More recently I found a BBC treatment of the ancient idea of personality coming from the four humours. This was held for thousands of years, but rejected when medical science refuted the basic theory behind it. As an artful series of insights, however, I wonder if it doesn't have some value. It is clearly not scientific. But many good statements in the humanities are not.
Some use birth order as a kind of predictor of personality. That one is complicated for me. I am the youngest in the family, but after an eight year gap. So my family could be said to have an oldest, a youngest, and an only. None of us match our parents, who were both middles. I took a class in seminary where one meeting discussed these factors. He asked how many were oldest children. I was one of two or three out of thirty who did not raise our hands. Then we were told about the gap, and I think all hands were up. One of my favorite guys there, though, was a youngest. I could enjoy some kind of escape from a stifling level of responsibility when I hung out with him.

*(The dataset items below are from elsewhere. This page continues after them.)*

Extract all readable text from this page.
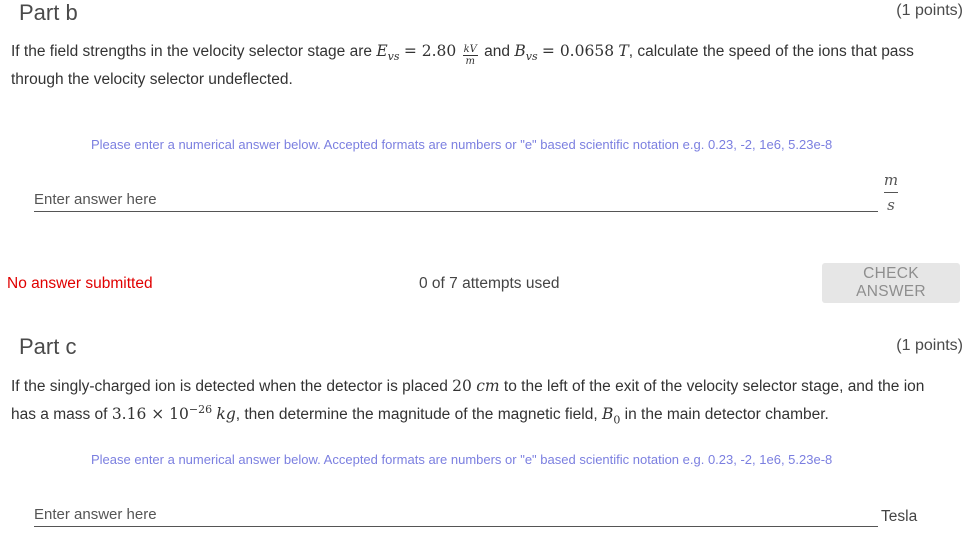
Part b	(1 points)
If the field strengths in the velocity selector stage are $E_{vs} = 2.80 \frac{kV}{m}$ and $B_{vs} = 0.0658$ T, calculate the speed of the ions that pass
through the velocity selector undeflected.
Please enter a numerical answer below. Accepted formats are numbers or "e" based scientific notation e.g. 0.23, -2, 1e6, 5.23e-8
Enter answer here
m
s
No answer submitted	0 of 7 attempts used
CHECK ANSWER
Part c	(1 points)
If the singly-charged ion is detected when the detector is placed 20 cm to the left of the exit of the velocity selector stage, and the ion
has a mass of $3.16 \times 10^{-26}$ kg, then determine the magnitude of the magnetic field, $B_0$ in the main detector chamber.
Please enter a numerical answer below. Accepted formats are numbers or "e" based scientific notation e.g. 0.23, -2, 1e6, 5.23e-8
Enter answer here
Tesla
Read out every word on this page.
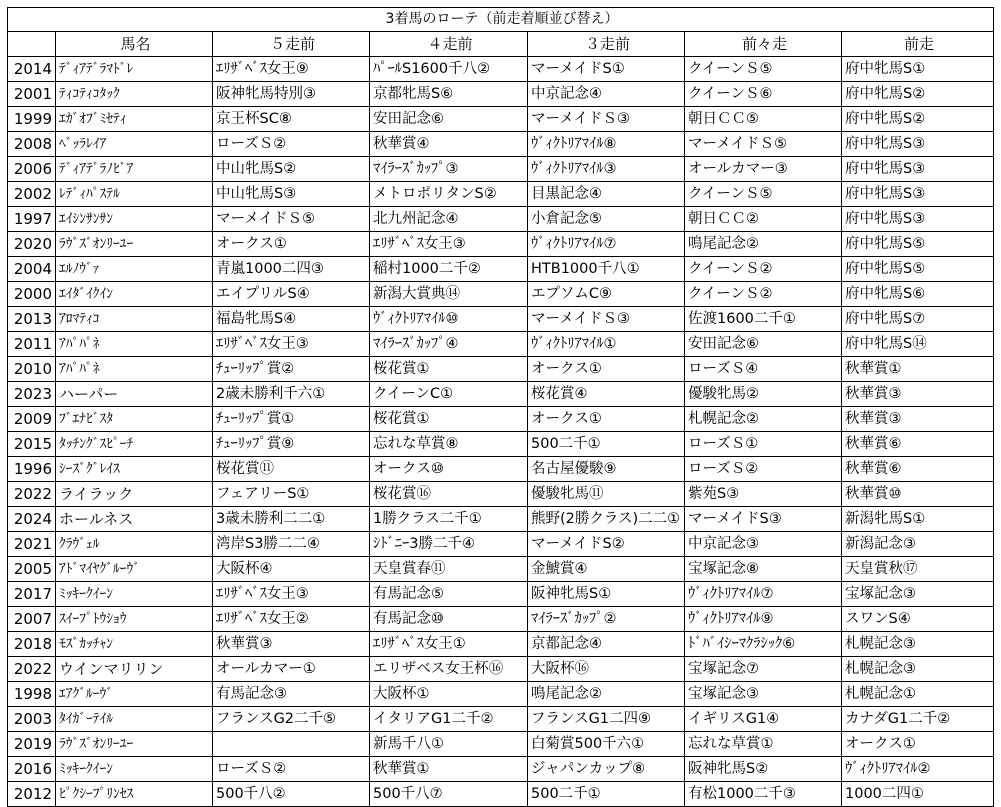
3着馬のローテ（前走着順並び替え）						
	馬名	５走前	４走前	３走前	前々走	前走
2014	ﾃﾞｨｱﾃﾞﾗﾏﾄﾞﾚ	ｴﾘｻﾞﾍﾞｽ女王⑨	ﾊﾟｰﾙS1600千八②	マーメイドS①	クイーンＳ⑤	府中牝馬S①
2001	ﾃｨｺﾃｨｺﾀｯｸ	阪神牝馬特別③	京都牝馬S⑥	中京記念④	クイーンＳ⑥	府中牝馬S②
1999	ｴｶﾞｵﾌﾞﾐｾﾃｨ	京王杯SC⑧	安田記念⑥	マーメイドＳ③	朝日ＣＣ⑤	府中牝馬S②
2008	ﾍﾞｯﾗﾚｲｱ	ローズＳ②	秋華賞④	ｳﾞｨｸﾄﾘｱﾏｲﾙ⑧	マーメイドＳ⑤	府中牝馬S③
2006	ﾃﾞｨｱﾃﾞﾗﾉﾋﾞｱ	中山牝馬S②	ﾏｲﾗｰｽﾞｶｯﾌﾟ③	ｳﾞｨｸﾄﾘｱﾏｲﾙ③	オールカマー③	府中牝馬S③
2002	ﾚﾃﾞｨﾊﾟｽﾃﾙ	中山牝馬S③	メトロポリタンS②	目黒記念④	クイーンＳ⑤	府中牝馬S③
1997	ｴｲｼﾝｻﾝｻﾝ	マーメイドＳ⑤	北九州記念④	小倉記念⑤	朝日ＣＣ②	府中牝馬S③
2020	ﾗｳﾞｽﾞｵﾝﾘｰﾕｰ	オークス①	ｴﾘｻﾞﾍﾞｽ女王③	ｳﾞｨｸﾄﾘｱﾏｲﾙ⑦	鳴尾記念②	府中牝馬S⑤
2004	ｴﾙﾉｳﾞｧ	青嵐1000二四③	稲村1000二千②	HTB1000千八①	クイーンＳ②	府中牝馬S⑤
2000	ｴｲﾀﾞｲｸｲﾝ	エイプリルS④	新潟大賞典⑭	エプソムC⑨	クイーンＳ②	府中牝馬S⑥
2013	ｱﾛﾏﾃｨｺ	福島牝馬S④	ｳﾞｨｸﾄﾘｱﾏｲﾙ⑩	マーメイドＳ③	佐渡1600二千①	府中牝馬S⑦
2011	ｱﾊﾟﾊﾟﾈ	ｴﾘｻﾞﾍﾞｽ女王③	ﾏｲﾗｰｽﾞｶｯﾌﾟ④	ｳﾞｨｸﾄﾘｱﾏｲﾙ①	安田記念⑥	府中牝馬S⑭
2010	ｱﾊﾟﾊﾟﾈ	ﾁｭｰﾘｯﾌﾟ賞②	桜花賞①	オークス①	ローズＳ④	秋華賞①
2023	ハーパー	2歳未勝利千六①	クイーンC①	桜花賞④	優駿牝馬②	秋華賞③
2009	ﾌﾞｴﾅﾋﾞｽﾀ	ﾁｭｰﾘｯﾌﾟ賞①	桜花賞①	オークス①	札幌記念②	秋華賞③
2015	ﾀｯﾁﾝｸﾞｽﾋﾟｰﾁ	ﾁｭｰﾘｯﾌﾟ賞⑨	忘れな草賞⑧	500二千①	ローズＳ①	秋華賞⑥
1996	ｼｰｽﾞｸﾞﾚｲｽ	桜花賞⑪	オークス⑩	名古屋優駿⑨	ローズＳ②	秋華賞⑥
2022	ライラック	フェアリーS①	桜花賞⑯	優駿牝馬⑪	紫苑S③	秋華賞⑩
2024	ホールネス	3歳未勝利二二①	1勝クラス二千①	熊野(2勝クラス)二二①	マーメイドS③	新潟牝馬S①
2021	ｸﾗｳﾞｪﾙ	湾岸S3勝二二④	ｼﾄﾞﾆｰ3勝二千④	マーメイドS②	中京記念③	新潟記念③
2005	ｱﾄﾞﾏｲﾔｸﾞﾙｰｳﾞ	大阪杯④	天皇賞春⑪	金鯱賞④	宝塚記念⑧	天皇賞秋⑰
2017	ﾐｯｷｰｸｲｰﾝ	ｴﾘｻﾞﾍﾞｽ女王③	有馬記念⑤	阪神牝馬S①	ｳﾞｨｸﾄﾘｱﾏｲﾙ⑦	宝塚記念③
2007	ｽｲｰﾌﾟﾄｳｼｮｳ	ｴﾘｻﾞﾍﾞｽ女王②	有馬記念⑩	ﾏｲﾗｰｽﾞｶｯﾌﾟ②	ｳﾞｨｸﾄﾘｱﾏｲﾙ⑨	スワンS④
2018	ﾓｽﾞｶｯﾁｬﾝ	秋華賞③	ｴﾘｻﾞﾍﾞｽ女王①	京都記念④	ﾄﾞﾊﾞｲｼｰﾏｸﾗｼｯｸ⑥	札幌記念③
2022	ウインマリリン	オールカマー①	エリザベス女王杯⑯	大阪杯⑯	宝塚記念⑦	札幌記念③
1998	ｴｱｸﾞﾙｰｳﾞ	有馬記念③	大阪杯①	鳴尾記念②	宝塚記念③	札幌記念①
2003	ﾀｲｶﾞｰﾃｲﾙ	フランスG2二千⑤	イタリアG1二千②	フランスG1二四⑨	イギリスG1④	カナダG1二千②
2019	ﾗｳﾞｽﾞｵﾝﾘｰﾕｰ		新馬千八①	白菊賞500千六①	忘れな草賞①	オークス①
2016	ﾐｯｷｰｸｲｰﾝ	ローズＳ②	秋華賞①	ジャパンカップ⑧	阪神牝馬S②	ｳﾞｨｸﾄﾘｱﾏｲﾙ②
2012	ﾋﾟｸｼｰﾌﾟﾘﾝｾｽ	500千八②	500千八⑦	500二千①	有松1000二千③	1000二四①
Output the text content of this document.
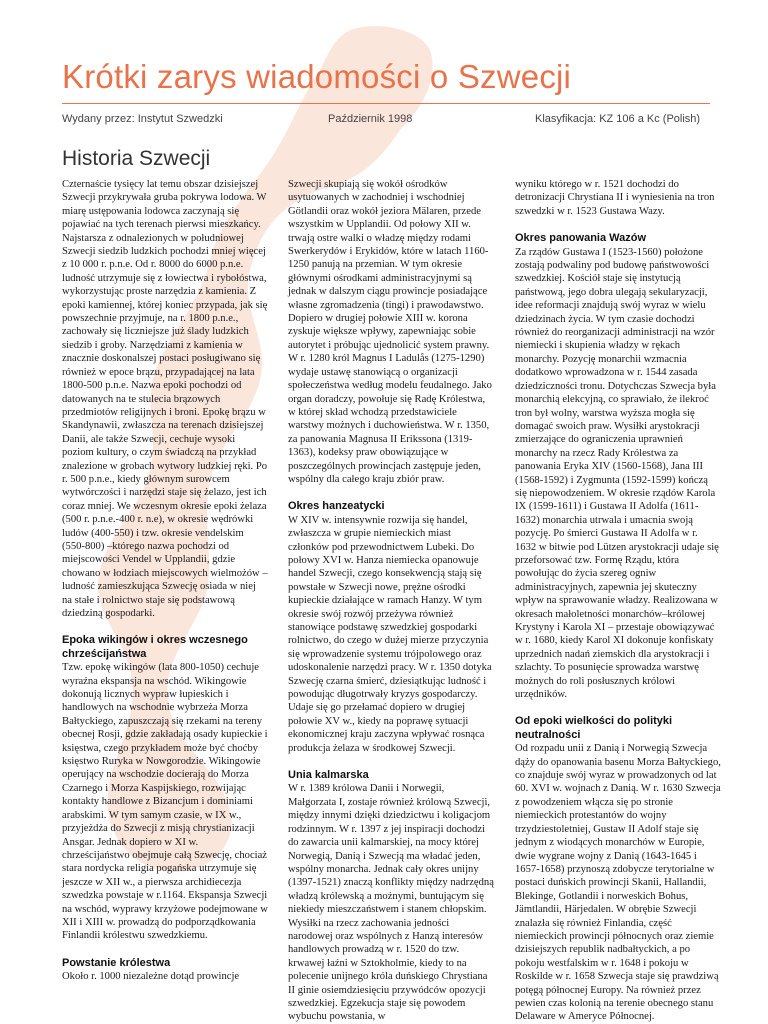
Krótki zarys wiadomości o Szwecji
Wydany przez: Instytut Szwedzki	Październik 1998	Klasyfikacja: KZ 106 a Kc (Polish)
Historia Szwecji

Czternaście tysięcy lat temu obszar dzisiejszej Szwecji przykrywała gruba pokrywa lodowa. W miarę ustępowania lodowca zaczynają się pojawiać na tych terenach pierwsi mieszkańcy. Najstarsza z odnalezionych w południowej Szwecji siedzib ludzkich pochodzi mniej więcej z 10 000 r. p.n.e. Od r. 8000 do 6000 p.n.e. ludność utrzymuje się z łowiectwa i rybołóstwa, wykorzystując proste narzędzia z kamienia. Z epoki kamiennej, której koniec przypada, jak się powszechnie przyjmuje, na r. 1800 p.n.e., zachowały się liczniejsze już ślady ludzkich siedzib i groby. Narzędziami z kamienia w znacznie doskonalszej postaci posługiwano się również w epoce brązu, przypadającej na lata 1800-500 p.n.e. Nazwa epoki pochodzi od datowanych na te stulecia brązowych przedmiotów religijnych i broni. Epokę brązu w Skandynawii, zwłaszcza na terenach dzisiejszej Danii, ale także Szwecji, cechuje wysoki poziom kultury, o czym świadczą na przykład znalezione w grobach wytwory ludzkiej ręki. Po r. 500 p.n.e., kiedy głównym surowcem wytwórczości i narzędzi staje się żelazo, jest ich coraz mniej. We wczesnym okresie epoki żelaza (500 r. p.n.e.-400 r. n.e), w okresie wędrówki ludów (400-550) i tzw. okresie vendelskim (550-800) –którego nazwa pochodzi od miejscowości Vendel w Upplandii, gdzie chowano w łodziach miejscowych wielmożów – ludność zamieszkująca Szwecję osiada w niej na stałe i rolnictwo staje się podstawową dziedziną gospodarki.

Epoka wikingów i okres wczesnego chrześcijaństwa

Tzw. epokę wikingów (lata 800-1050) cechuje wyraźna ekspansja na wschód. Wikingowie dokonują licznych wypraw łupieskich i handlowych na wschodnie wybrzeża Morza Bałtyckiego, zapuszczają się rzekami na tereny obecnej Rosji, gdzie zakładają osady kupieckie i księstwa, czego przykładem może być choćby księstwo Ruryka w Nowgorodzie. Wikingowie operujący na wschodzie docierają do Morza Czarnego i Morza Kaspijskiego, rozwijając kontakty handlowe z Bizancjum i dominiami arabskimi. W tym samym czasie, w IX w., przyjeżdża do Szwecji z misją chrystianizacji Ansgar. Jednak dopiero w XI w. chrześcijaństwo obejmuje całą Szwecję, chociaż stara nordycka religia pogańska utrzymuje się jeszcze w XII w., a pierwsza archidiecezja szwedzka powstaje w r.1164. Ekspansja Szwecji na wschód, wyprawy krzyżowe podejmowane w XII i XIII w. prowadzą do podporządkowania Finlandii królestwu szwedzkiemu.

Powstanie królestwa

Około r. 1000 niezależne dotąd prowincje

Szwecji skupiają się wokół ośrodków usytuowanych w zachodniej i wschodniej Götlandii oraz wokół jeziora Mälaren, przede wszystkim w Upplandii. Od połowy XII w. trwają ostre walki o władzę między rodami Swerkerydów i Erykidów, które w latach 1160-1250 panują na przemian. W tym okresie głównymi ośrodkami administracyjnymi są jednak w dalszym ciągu prowincje posiadające własne zgromadzenia (tingi) i prawodawstwo. Dopiero w drugiej połowie XIII w. korona zyskuje większe wpływy, zapewniając sobie autorytet i próbując ujednolicić system prawny. W r. 1280 król Magnus I Ladulås (1275-1290) wydaje ustawę stanowiącą o organizacji społeczeństwa według modelu feudalnego. Jako organ doradczy, powołuje się Radę Królestwa, w której skład wchodzą przedstawiciele warstwy możnych i duchowieństwa. W r. 1350, za panowania Magnusa II Erikssona (1319-1363), kodeksy praw obowiązujące w poszczególnych prowincjach zastępuje jeden, wspólny dla całego kraju zbiór praw.

Okres hanzeatycki

W XIV w. intensywnie rozwija się handel, zwłaszcza w grupie niemieckich miast członków pod przewodnictwem Lubeki. Do połowy XVI w. Hanza niemiecka opanowuje handel Szwecji, czego konsekwencją stają się powstałe w Szwecji nowe, prężne ośrodki kupieckie działające w ramach Hanzy. W tym okresie swój rozwój przeżywa również stanowiące podstawę szwedzkiej gospodarki rolnictwo, do czego w dużej mierze przyczynia się wprowadzenie systemu trójpolowego oraz udoskonalenie narzędzi pracy. W r. 1350 dotyka Szwecję czarna śmierć, dziesiątkując ludność i powodując długotrwały kryzys gospodarczy. Udaje się go przełamać dopiero w drugiej połowie XV w., kiedy na poprawę sytuacji ekonomicznej kraju zaczyna wpływać rosnąca produkcja żelaza w środkowej Szwecji.

Unia kalmarska

W r. 1389 królowa Danii i Norwegii, Małgorzata I, zostaje również królową Szwecji, między innymi dzięki dziedzictwu i koligacjom rodzinnym. W r. 1397 z jej inspiracji dochodzi do zawarcia unii kalmarskiej, na mocy której Norwegią, Danią i Szwecją ma władać jeden, wspólny monarcha. Jednak cały okres unijny (1397-1521) znaczą konflikty między nadrzędną władzą królewską a możnymi, buntującym się niekiedy mieszczaństwem i stanem chłopskim. Wysiłki na rzecz zachowania jedności narodowej oraz wspólnych z Hanzą interesów handlowych prowadzą w r. 1520 do tzw. krwawej łaźni w Sztokholmie, kiedy to na polecenie unijnego króla duńskiego Chrystiana II ginie osiemdziesięciu przywódców opozycji szwedzkiej. Egzekucja staje się powodem wybuchu powstania, w

wyniku którego w r. 1521 dochodzi do detronizacji Chrystiana II i wyniesienia na tron szwedzki w r. 1523 Gustawa Wazy.

Okres panowania Wazów

Za rządów Gustawa I (1523-1560) położone zostają podwaliny pod budowę państwowości szwedzkiej. Kościół staje się instytucją państwową, jego dobra ulegają sekularyzacji, idee reformacji znajdują swój wyraz w wielu dziedzinach życia. W tym czasie dochodzi również do reorganizacji administracji na wzór niemiecki i skupienia władzy w rękach monarchy. Pozycję monarchii wzmacnia dodatkowo wprowadzona w r. 1544 zasada dziedziczności tronu. Dotychczas Szwecja była monarchią elekcyjną, co sprawiało, że ilekroć tron był wolny, warstwa wyższa mogła się domagać swoich praw. Wysiłki arystokracji zmierzające do ograniczenia uprawnień monarchy na rzecz Rady Królestwa za panowania Eryka XIV (1560-1568), Jana III (1568-1592) i Zygmunta (1592-1599) kończą się niepowodzeniem. W okresie rządów Karola IX (1599-1611) i Gustawa II Adolfa (1611-1632) monarchia utrwala i umacnia swoją pozycję. Po śmierci Gustawa II Adolfa w r. 1632 w bitwie pod Lützen arystokracji udaje się przeforsować tzw. Formę Rządu, która powołując do życia szereg ogniw administracyjnych, zapewnia jej skuteczny wpływ na sprawowanie władzy. Realizowana w okresach małoletności monarchów–królowej Krystyny i Karola XI – przestaje obowiązywać w r. 1680, kiedy Karol XI dokonuje konfiskaty uprzednich nadań ziemskich dla arystokracji i szlachty. To posunięcie sprowadza warstwę możnych do roli posłusznych królowi urzędników.

Od epoki wielkości do polityki neutralności

Od rozpadu unii z Danią i Norwegią Szwecja dąży do opanowania basenu Morza Bałtyckiego, co znajduje swój wyraz w prowadzonych od lat 60. XVI w. wojnach z Danią. W r. 1630 Szwecja z powodzeniem włącza się po stronie niemieckich protestantów do wojny trzydziestoletniej, Gustaw II Adolf staje się jednym z wiodących monarchów w Europie, dwie wygrane wojny z Danią (1643-1645 i 1657-1658) przynoszą zdobycze terytorialne w postaci duńskich prowincji Skanii, Hallandii, Blekinge, Gotlandii i norweskich Bohus, Jämtlandii, Härjedalen. W obrębie Szwecji znalazła się również Finlandia, część niemieckich prowincji północnych oraz ziemie dzisiejszych republik nadbałtyckich, a po pokoju westfalskim w r. 1648 i pokoju w Roskilde w r. 1658 Szwecja staje się prawdziwą potęgą północnej Europy. Na również przez pewien czas kolonią na terenie obecnego stanu Delaware w Ameryce Północnej.
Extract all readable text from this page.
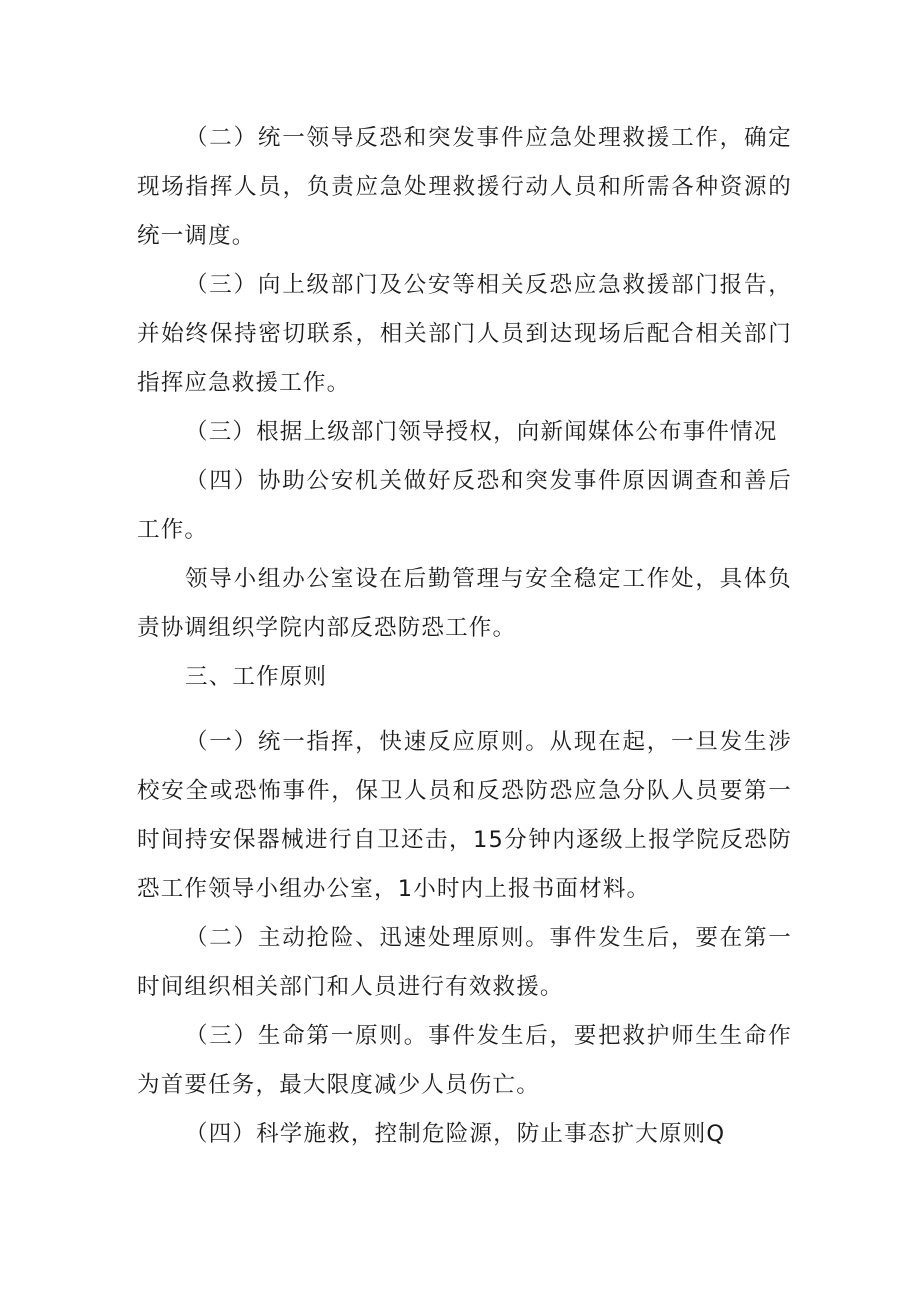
（二）统一领导反恐和突发事件应急处理救援工作，确定现场指挥人员，负责应急处理救援行动人员和所需各种资源的统一调度。

（三）向上级部门及公安等相关反恐应急救援部门报告，并始终保持密切联系，相关部门人员到达现场后配合相关部门指挥应急救援工作。

（三）根据上级部门领导授权，向新闻媒体公布事件情况

（四）协助公安机关做好反恐和突发事件原因调查和善后工作。

领导小组办公室设在后勤管理与安全稳定工作处，具体负责协调组织学院内部反恐防恐工作。

三、工作原则

（一）统一指挥，快速反应原则。从现在起，一旦发生涉校安全或恐怖事件，保卫人员和反恐防恐应急分队人员要第一时间持安保器械进行自卫还击，15分钟内逐级上报学院反恐防恐工作领导小组办公室，1小时内上报书面材料。

（二）主动抢险、迅速处理原则。事件发生后，要在第一时间组织相关部门和人员进行有效救援。

（三）生命第一原则。事件发生后，要把救护师生生命作为首要任务，最大限度减少人员伤亡。

（四）科学施救，控制危险源，防止事态扩大原则Q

When friends talk about personalities, I find myself puzzled sometimes. One friend likes to say that two people have the same personalty or two people have opposite personalities and I will think, "What can he mean by that?" Then he'll mention the category, and I'll have to agree with his assessment. They are alike or opposite in the way he mentions. But it will be some category that never struck me as primary when I considered the people in question. I rarely think my friend is outright wrong. But it serves as an interesting reminder of just how different people can be in what they regard as central.